Innovators. They come in many forms. They dream big but they aren’t just dreamers. They form raw ideas into cool products with disruptive business models. They shatter entire industries and leave established leviathans running scared with their tails between their legs. The Innovators interview series connects you with the most driven people on the planet. What makes them tick? What advice do they have for tech founders? What tools do they use to get the job done? Read on to find out.
Vik Venkatraman is an entrepreneur, author, and free thinker. As the Co-founder of Clothes Horse, he’s playing his role in solving the problem of buying clothes that fit. Retailers who work with Clothes Horse are able to use a ton of data and cutting-edge technology to put the right fit in front of their shoppers, and experience material business benefits. Prior to Clothes Horse, Vik helped build an analytics and data products business at American Express, traveled the world as a management consultant with Deloitte Consulting, and was a brand manager at Red Bull. After starting V Bespoke, a tailored menswear company, he saw that there was a great need to make the lives of normal people much better simply by getting them clothes that fit — a gift that then needed to be shared with the world. He even published a book, Inspired. Vik graduated with honors from Columbia University with a degree in Biomedical Engineering.
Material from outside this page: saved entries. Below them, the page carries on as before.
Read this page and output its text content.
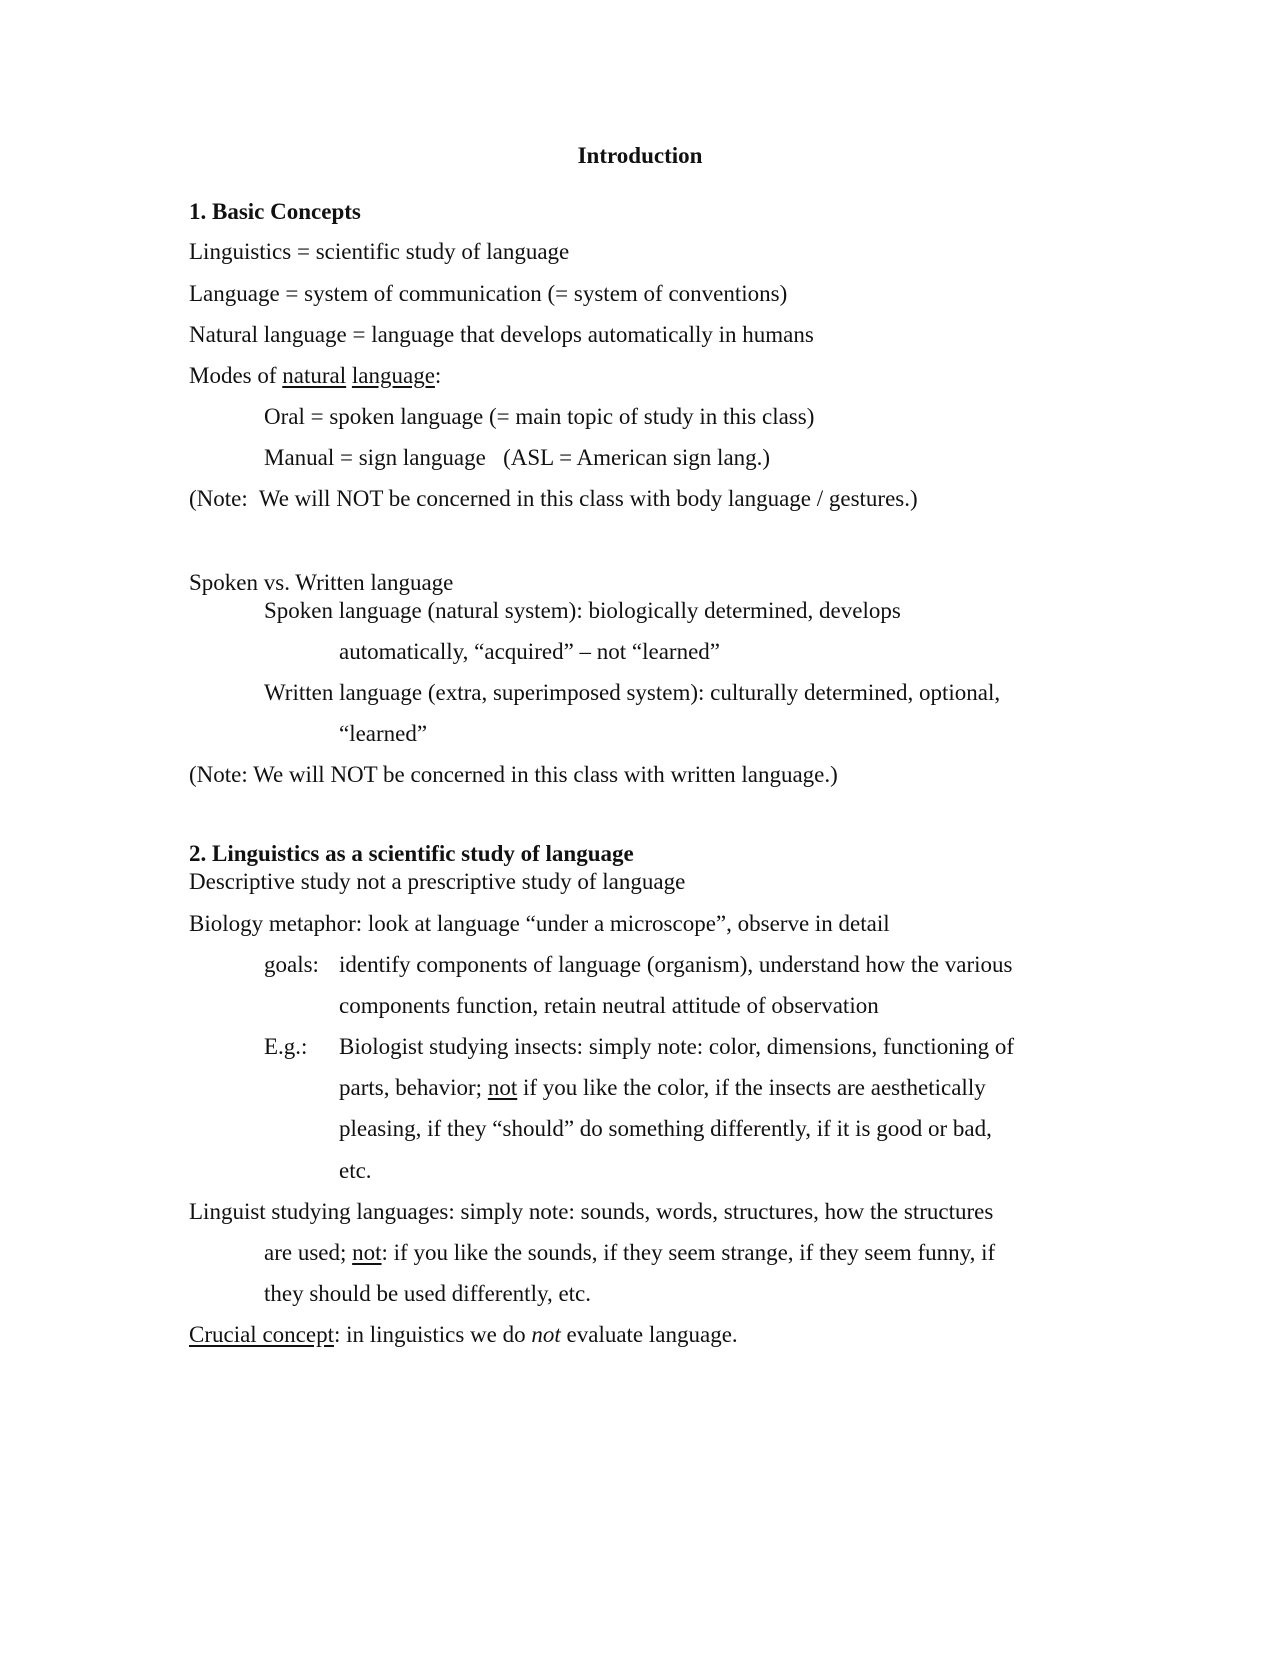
Introduction
1. Basic Concepts
Linguistics = scientific study of language
Language = system of communication (= system of conventions)
Natural language = language that develops automatically in humans
Modes of natural language:
Oral = spoken language (= main topic of study in this class)
Manual = sign language   (ASL = American sign lang.)
(Note:  We will NOT be concerned in this class with body language / gestures.)
Spoken vs. Written language
Spoken language (natural system): biologically determined, develops
automatically, “acquired” – not “learned”
Written language (extra, superimposed system): culturally determined, optional,
“learned”
(Note: We will NOT be concerned in this class with written language.)
2. Linguistics as a scientific study of language
Descriptive study not a prescriptive study of language
Biology metaphor: look at language “under a microscope”, observe in detail
goals: identify components of language (organism), understand how the various
components function, retain neutral attitude of observation
E.g.: Biologist studying insects: simply note: color, dimensions, functioning of
parts, behavior; not if you like the color, if the insects are aesthetically
pleasing, if they “should” do something differently, if it is good or bad,
etc.
Linguist studying languages: simply note: sounds, words, structures, how the structures
are used; not: if you like the sounds, if they seem strange, if they seem funny, if
they should be used differently, etc.
Crucial concept: in linguistics we do not evaluate language.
What do you enjoy most about your work and why?
I love the conversations I have with new people – whether they are entrepreneurs in the early days of their apparel company or salty executives at my favorite brands. These guys are as vested in solving the problem as we are, and the things I learn about our business and where it should go from the eyes and ears of our customer is both invaluable and tickles my inner inventor. There’s nothing more fun than seeing an opportunity to do something better for our product and our customers, knowing that we and they will run stronger businesses and that the shopper will get a better experience as a result.
Where does your passion come from? What drives you, inspires you, excites you?
I love seeing things come to life off of a page in the notebook or the whiteboard. I love figuring out a solution to a problem that a customer thought was beyond reach – for example: we recently figured out that we can use our data to influence the way apparel companies plan inventory — arguably one of the hardest things they have to do. Thats awesome. What other “unsolvable problems” will we discover solutions to? I could do that every day.
Someone reading this wants to start a tech company. What’s your best advice for them?
Make sure the problem you are tackling is actually a problem. Get away from your desk and talk to your customer. Talk to lots of them. Become your customer if you can (we got our start as a clothing company, after all). Have such depth of expertise in your customer, their mindset, their use case, their buying process and their budget before writing a single line of code.
What are a few tech startups that you’re really excited about right now and why?
I’m a big fan of a lot of people pushing the edges of retail and retail tech. Perch, with their showcasing tech, and Continuum for the way they approach design and the crowd. Kickstarter is still awesome, of course, for the platform they’ve given inventors and creatives. I also love tech-driven retailers like Fab and Etsy.
What tech tools (websites, apps, gadgets, etc.) do you rely on both for work and in your down time?
I love Asana for task/project management, and Springpad for capturing lists of things. I use PlainText a ton (it’s better than the “notes” app because you get folders and Dropbox sync). I use the normal stuff like my calendar for scheduling (though Cue is a promising app) and WordPress for my blog. However, as much as I generally love toys/gadgets, my enduring favorite tool is a notebook and a pencil. Its crazy what you can create/organize/accomplish with just those two things.